On 20 February 2020, after years of campaigning, legislation was finally passed to lift the blanket ban on convicted prisoners voting.

It's been fifteen years since the European Court of Human Rights (ECtHR) ruled that the UK blanket ban on prisoner voting was in breach of Article 3 of Protocol 1 (A3P1) of the European Convention on Human Rights (ECHR) (Hirst v. the United Kingdom (No.2)).

We gave evidence to the Referendum (Scotland) Bill Committee on the Scottish Independence Referendum (Franchise) Bill. We gave evidence to the Equalities and Human Rights Committee. We responded to the Scottish Government's consultation on prisoner voting. We gave written and oral evidence to the Standards, Procedures and Public Appointment Committee. 

We argued that a custodial sentence alone was too low a threshold for the loss of such an important right. That removing the right to vote from those serving shorter sentences had particularly arbitrary effects. That it worked against rehabilitation.
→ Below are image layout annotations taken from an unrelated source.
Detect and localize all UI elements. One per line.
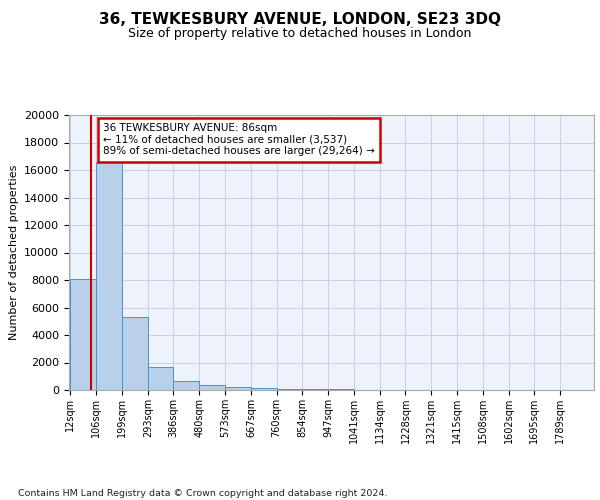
- Text: Size of property relative to detached houses in London: Size of property relative to detached ho…: [128, 28, 472, 40]
- Bar: [277, 389, 302, 390]
- Y-axis label: Number of detached properties: Number of detached properties: [8, 165, 19, 340]
- Bar: [96, 162, 122, 390]
- Bar: [302, 389, 328, 390]
- Bar: [148, 366, 173, 390]
- Bar: [70, 278, 96, 390]
- Bar: [122, 317, 148, 390]
- Bar: [173, 381, 199, 390]
- Text: Contains HM Land Registry data © Crown copyright and database right 2024.: Contains HM Land Registry data © Crown c…: [18, 488, 388, 498]
- Bar: [199, 385, 225, 390]
- Text: 36 TEWKESBURY AVENUE: 86sqm
← 11% of detached houses are smaller (3,537)
89% of : 36 TEWKESBURY AVENUE: 86sqm ← 11% of det…: [103, 123, 375, 156]
- Bar: [251, 388, 277, 390]
- Bar: [225, 387, 251, 390]
- Text: 36, TEWKESBURY AVENUE, LONDON, SE23 3DQ: 36, TEWKESBURY AVENUE, LONDON, SE23 3DQ: [99, 12, 501, 28]
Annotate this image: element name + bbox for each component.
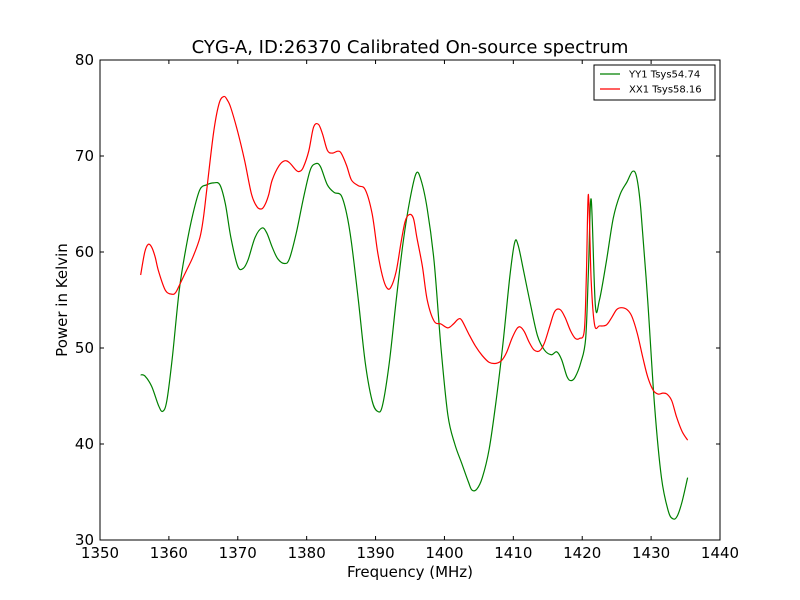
x-tick-label: 1410 <box>494 544 532 562</box>
y-axis: 30 40 50 60 70 80 <box>75 51 720 549</box>
chart-title: CYG-A, ID:26370 Calibrated On-source spe… <box>192 37 629 58</box>
x-tick-label: 1440 <box>701 544 739 562</box>
legend-box <box>593 64 716 101</box>
series-layer <box>140 95 689 520</box>
x-tick-label: 1370 <box>219 544 257 562</box>
y-tick-label: 50 <box>75 339 94 357</box>
y-tick-label: 30 <box>75 531 94 549</box>
series-line-xx1 <box>140 95 689 441</box>
series-line-yy1 <box>140 162 689 520</box>
x-tick-label: 1400 <box>425 544 463 562</box>
y-tick-label: 80 <box>75 51 94 69</box>
x-axis-label: Frequency (MHz) <box>347 563 473 581</box>
x-axis: 1350 1360 1370 1380 1390 1400 1410 1420 1430 1440 <box>81 60 739 562</box>
y-tick-label: 70 <box>75 147 94 165</box>
legend-label: YY1 Tsys54.74 <box>628 70 700 81</box>
x-tick-label: 1380 <box>288 544 326 562</box>
x-tick-label: 1390 <box>356 544 394 562</box>
x-tick-label: 1420 <box>563 544 601 562</box>
x-tick-label: 1360 <box>150 544 188 562</box>
y-axis-label: Power in Kelvin <box>53 243 71 357</box>
plot-frame <box>99 59 721 541</box>
x-tick-label: 1430 <box>632 544 670 562</box>
legend: YY1 Tsys54.74 XX1 Tsys58.16 <box>593 64 716 101</box>
x-tick-label: 1350 <box>81 544 119 562</box>
legend-label: XX1 Tsys58.16 <box>629 85 702 96</box>
y-tick-label: 60 <box>75 243 94 261</box>
y-tick-label: 40 <box>75 435 94 453</box>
That this was an opportunity to put down a marker about the value placed on democratic rights and social justice in Scotland. That we should follow the example set by other Council of Europe states. That it was about human rights and citizenship. That it was about much more than the minimum level of compliance with our legal obligations.

And on Thursday 20 February 2020, with 92 votes 'for' and 27 votes 'against', the Scottish Elections (Franchise and Representations) Bill was passed, enfranchising those sentenced to 12 months or less in custody, and ensuring that a review of the appropriateness of the 12 months cut-off point was delivered by 4 May 2023. 

We're delighted that the blanket ban has been removed, and wish to thank all our members and supporters past and present for their efforts in helping us and others to achieve this.

Of course, there's more to be done ... only extending the franchise to those sentenced to 12 months or less could still be successfully challenged through the European Court of Human Rights. We need to legislate to extend voting rights much further, so that all those people who have spent time in prison return to a community of which they feel a part and believe that they have a stake in its future. We'll also need to ensure that those who wish to vote have the information and support required to do so.

But today, let's take a (brief) moment to remember how far we've come.